I opened my laptop, adeptly activated my Freegate [an application that enables Chinese internet users to view government blocked websites] and logged into Facebook. As I waited for the webpage to show up, a fact suddenly dawned on me: I don’t need a proxy server anymore. After a fourteen-hour flight halfway across the world, I was already outside the great firewall of China. I wanted to yell with joy.
This was after my first day at the Episcopal Academy. The nine months passed as if in a flash, and now I’ve been back home for another five months. Reflecting on my junior year, I found that the small anecdotes I told in chapel couldn’t even represent a millionth of what I felt and learned. My gratitude to my teachers, friends, and host families is beyond words.
When I saw the surprise good-bye presents from English class or the disk containing my host mom Betty’s secret recipes, warmth filled my heart. I had become a part of two of the nicest families on the planet—as my friends said, “from the Wu’s to the Hu’s.” Outside the classroom, they helped me break through the invisible wall that separated me from American culture.
Most importantly, my newly gained knowledge unquestionably altered some values I had held for seventeen years. This summer, I volunteered at a cross-cultural event in Beijing and met an American man who speaks Mandarin as if he never left China. When I told him that his Mandarin is almost standard, he was amused and asked: “What’s standard Mandarin? I feel like Chinese people have a standard for everything. They tend to take things black or white, without the gray area in between.”
I was shocked at the truthfulness of his words and couldn’t help recalling one of the questions my friend asked me on my first day back. With deep interest, she asked me: “So, do you think you’re in the mainstream in your American school?” I fell silent at the question because all of a sudden, I felt confused.
What is “mainstream?” Does it mean being invited to parties? Then, probably yes. What if I tell her I also spent a considerable amount of time in the library? Does that also count as “mainstream?”

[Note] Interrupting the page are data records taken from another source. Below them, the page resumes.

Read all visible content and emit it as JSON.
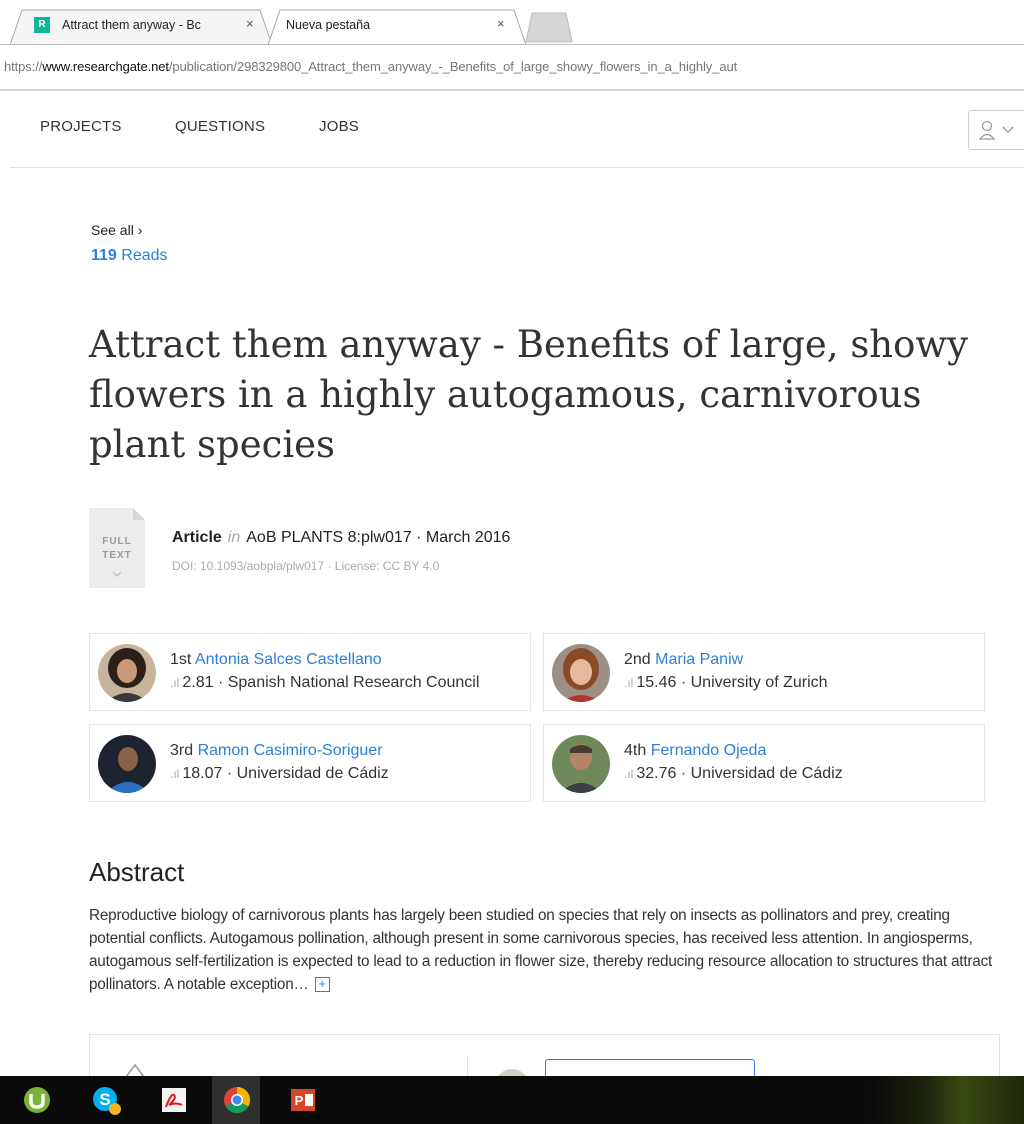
{
  "browser": {
    "tabs": [
      {
        "title": "Attract them anyway - Bc",
        "active": true
      },
      {
        "title": "Nueva pestaña",
        "active": false
      }
    ],
    "close_glyph": "×",
    "favicon_text": "R",
    "url_scheme": "https://",
    "url_host": "www.researchgate.net",
    "url_path": "/publication/298329800_Attract_them_anyway_-_Benefits_of_large_showy_flowers_in_a_highly_aut"
  },
  "nav": {
    "items": [
      "PROJECTS",
      "QUESTIONS",
      "JOBS"
    ],
    "account_icon": "user-icon"
  },
  "stats": {
    "see_all": "See all ›",
    "reads_count": "119",
    "reads_label": "Reads"
  },
  "publication": {
    "title": "Attract them anyway - Benefits of large, showy flowers in a highly autogamous, carnivorous plant species",
    "full_text_line1": "FULL",
    "full_text_line2": "TEXT",
    "type": "Article",
    "in_word": "in",
    "venue": "AoB PLANTS 8:plw017 · March 2016",
    "doi_license": "DOI: 10.1093/aobpla/plw017 · License: CC BY 4.0"
  },
  "authors": [
    {
      "order": "1st",
      "name": "Antonia Salces Castellano",
      "score": "2.81",
      "institution": "Spanish National Research Council"
    },
    {
      "order": "2nd",
      "name": "Maria Paniw",
      "score": "15.46",
      "institution": "University of Zurich"
    },
    {
      "order": "3rd",
      "name": "Ramon Casimiro-Soriguer",
      "score": "18.07",
      "institution": "Universidad de Cádiz"
    },
    {
      "order": "4th",
      "name": "Fernando Ojeda",
      "score": "32.76",
      "institution": "Universidad de Cádiz"
    }
  ],
  "score_separator": "·",
  "abstract": {
    "heading": "Abstract",
    "text": "Reproductive biology of carnivorous plants has largely been studied on species that rely on insects as pollinators and prey, creating potential conflicts. Autogamous pollination, although present in some carnivorous species, has received less attention. In angiosperms, autogamous self-fertilization is expected to lead to a reduction in flower size, thereby reducing resource allocation to structures that attract pollinators. A notable exception…",
    "expand_glyph": "+"
  },
  "taskbar": {
    "apps": [
      "utorrent-icon",
      "skype-icon",
      "acrobat-icon",
      "chrome-icon",
      "powerpoint-icon"
    ],
    "active": "chrome-icon"
  },
  "colors": {
    "link_blue": "#2b7fd8",
    "favicon_green": "#15b39a",
    "taskbar_bg": "#0a0a0a"
  }
}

I thought about this question for so long, until one day I realized that there actually was no “mainstream.” If I have to pick something, the diversity of America is the mainstream. It is not just racial diversity, but it is the ability of American culture to embrace all kinds of values. I can be both nerdy and social; I made new friends from Hungary, Germany, and South Africa, without having to meet a certain standard or worrying about peoples’ judgment.
I remember telling someone in my class about America’s emphasis on humanities while enduring his sympathetic too-bad-now-you-suck-at-math look. Afterwards, I fiercely expressed my frustration to my dad about how the Chinese education makes people single-minded.
“Just because you’ve seen the world outside, it doesn’t mean everyone has a widened horizon,” he told me, “You are biased as well. You have to look at a question from multiple perspectives.”
II prefer an American education because it suits me better, but there are people who are fine with the Chinese college entrance exam. I tried to imagine applying the holistic evaluation method to Chinese universities, and shuddered at the potential widespread corruption.
When her sophmore year in America began, I read one of my friend’s posts : “Back in the country with free toilet paper!” This was intended to be humorous, but it reminded me that I once romanticized America, like many people do.
Now having seen the real America, which does have many desirable aspects, I feel lucky that I can still see my homeland’s problems with a balanced eye. Now when I hear Chinese people complaining about not having a social security system as good as the American one, or Americans criticizing China for being socialist, I no longer haste to pick a side. Too many complicated cultural factors lie behind peoples’ values.
If I am to summarize my exchange year at the Episcopal Academy, it can only be life changing. It’s not about improving my English, having more Facebook friends, or finally learning how to dance less awkwardly. It’s about realizing one simple fact: everyone, no matter how politically free his or her country is, lives within a certain wall built with the differences in language, ethnicity, and culture.